Lee is a hockey fan, too. He fell in love with hockey after watching the film Mighty Ducks as a kid. He dreams of going to Toronto to visit the Hockey Hall of Fame. His favourite team are the New York Rangers. “A team that has won stuff, but not since 1994,” he says, laughing.
He likes American football. “Granted,” he says, “last season I watched a grand total of ten minutes of the NFL, because the NFL starts and then two weeks later it’s the NHL.” He says he played a bit of rugby a kid; he started watching it seriously after meeting his wife.
The first time he went to New York he took a skateboard, because he liked the idea of skateboarding around the city. “You watch skateboarding videos and there’s that sound,” he says. He pauses for a second, as if he can hear it in in his head.
“Hearing that sound is like — oooooshhhh.”
We ask Lee how he came to photograph sport.
“Weirdly enough,” he says. “Photography came into it from going to gigs.”
Lee went to university to study nursing. He began photographing touring bands and gigs for some of his friends’ zines. He was working in Hull at the Hull Royal Infirmary as a renal assistant when he decided to apply for the photography course at Leeds College of Art.
“I’m still convinced I managed to blag my way into art college,” he says. “I taught myself how to use a camera. I knew two photographers that I liked; the only two photographers that I knew.”
One of the photographers is Glen E. Friedman, an American photographer famous for shooting groups like Black Flag, Misfits, Run-D.M.C. and Public Enemy. The other is British photographer Kevin Cummins. “He shot groups like Joy Division and the Smiths, but he’s obsessed with Manchester City as well,” he says.
Now, Lee is a freelance photographer and photography assistant.
“I photograph things that I like,” he says. “I don’t class myself as a music photographer, or a sports photographer. I’ve just got all these passions that I’m able to put into my work.”

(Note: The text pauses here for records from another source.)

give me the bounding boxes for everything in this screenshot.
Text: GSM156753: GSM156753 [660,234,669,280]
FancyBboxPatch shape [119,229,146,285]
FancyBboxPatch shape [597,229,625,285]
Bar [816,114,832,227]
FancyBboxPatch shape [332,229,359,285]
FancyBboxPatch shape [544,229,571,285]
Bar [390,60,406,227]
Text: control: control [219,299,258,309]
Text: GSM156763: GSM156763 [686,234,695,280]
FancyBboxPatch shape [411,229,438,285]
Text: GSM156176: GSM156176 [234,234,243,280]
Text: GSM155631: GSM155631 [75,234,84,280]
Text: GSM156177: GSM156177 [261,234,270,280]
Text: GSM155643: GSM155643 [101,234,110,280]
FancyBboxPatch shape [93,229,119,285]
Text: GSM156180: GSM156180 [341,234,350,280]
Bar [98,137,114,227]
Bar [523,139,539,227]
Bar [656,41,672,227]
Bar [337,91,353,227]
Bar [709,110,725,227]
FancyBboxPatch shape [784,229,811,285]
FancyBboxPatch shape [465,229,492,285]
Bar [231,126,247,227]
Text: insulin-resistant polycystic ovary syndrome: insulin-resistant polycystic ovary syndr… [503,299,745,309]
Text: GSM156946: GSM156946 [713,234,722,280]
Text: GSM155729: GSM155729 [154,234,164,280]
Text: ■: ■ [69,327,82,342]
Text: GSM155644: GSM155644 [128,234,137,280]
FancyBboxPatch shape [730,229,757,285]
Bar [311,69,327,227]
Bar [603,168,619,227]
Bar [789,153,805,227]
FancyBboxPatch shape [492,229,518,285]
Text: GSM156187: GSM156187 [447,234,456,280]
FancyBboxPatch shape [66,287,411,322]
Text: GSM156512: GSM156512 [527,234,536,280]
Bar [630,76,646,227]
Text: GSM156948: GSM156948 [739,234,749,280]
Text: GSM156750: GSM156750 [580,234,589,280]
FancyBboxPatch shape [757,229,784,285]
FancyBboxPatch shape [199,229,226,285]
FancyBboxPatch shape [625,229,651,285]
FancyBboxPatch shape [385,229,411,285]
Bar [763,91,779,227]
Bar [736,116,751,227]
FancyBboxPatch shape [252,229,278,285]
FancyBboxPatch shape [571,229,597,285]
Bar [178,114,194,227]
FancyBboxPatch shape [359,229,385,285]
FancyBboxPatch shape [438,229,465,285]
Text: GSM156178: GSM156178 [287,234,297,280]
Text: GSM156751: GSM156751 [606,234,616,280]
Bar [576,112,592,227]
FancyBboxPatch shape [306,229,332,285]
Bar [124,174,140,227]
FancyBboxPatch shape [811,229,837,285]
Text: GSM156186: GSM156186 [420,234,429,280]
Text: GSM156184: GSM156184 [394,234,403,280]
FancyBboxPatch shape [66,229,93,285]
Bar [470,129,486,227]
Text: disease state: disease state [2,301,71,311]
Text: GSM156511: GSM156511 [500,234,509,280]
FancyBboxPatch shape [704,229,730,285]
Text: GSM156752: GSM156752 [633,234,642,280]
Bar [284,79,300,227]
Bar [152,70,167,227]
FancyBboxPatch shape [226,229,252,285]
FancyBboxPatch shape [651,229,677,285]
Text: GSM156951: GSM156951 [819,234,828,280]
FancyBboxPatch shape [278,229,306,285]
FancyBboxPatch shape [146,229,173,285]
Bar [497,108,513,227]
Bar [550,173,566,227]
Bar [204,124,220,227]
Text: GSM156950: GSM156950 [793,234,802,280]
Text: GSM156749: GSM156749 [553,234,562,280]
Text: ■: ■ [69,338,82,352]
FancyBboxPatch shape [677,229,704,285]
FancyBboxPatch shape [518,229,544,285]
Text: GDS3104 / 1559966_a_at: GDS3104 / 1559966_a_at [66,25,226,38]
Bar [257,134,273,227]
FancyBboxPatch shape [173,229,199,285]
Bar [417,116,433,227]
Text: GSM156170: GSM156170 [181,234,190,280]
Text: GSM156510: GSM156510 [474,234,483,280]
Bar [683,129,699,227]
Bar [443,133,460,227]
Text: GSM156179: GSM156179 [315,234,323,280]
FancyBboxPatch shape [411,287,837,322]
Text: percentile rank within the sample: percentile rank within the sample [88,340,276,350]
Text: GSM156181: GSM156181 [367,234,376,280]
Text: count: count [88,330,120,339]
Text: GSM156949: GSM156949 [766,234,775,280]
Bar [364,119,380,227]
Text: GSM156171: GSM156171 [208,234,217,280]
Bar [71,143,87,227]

Lee tells us he’d like to photograph fandom; the kind that will fly across the world to watch their favourite teams.
“I want to photograph supporters clubs; the groups supporting clubs that aren’t necessarily in England,” he says. “Fans of German teams, Italian teams, French teams, American teams; football, ice hockey, American football, basketball. I think that’s so interesting.”
Fans, that are just like Lee.
“You know,” he says, “I’m still trying to get my head around the Ultras I saw yesterday. They’re just so passionate about about everything about St. Pauli. And they’re leading the songs, there with the flags, and the loudspeakers, and the drumming. They build the atmosphere.”
When we leave, the mug-balancers are milling about the gallery space, admiring the prints like iPhone paparazzi. The atmosphere had been built and we had seen it all happen. Now, it was time to go.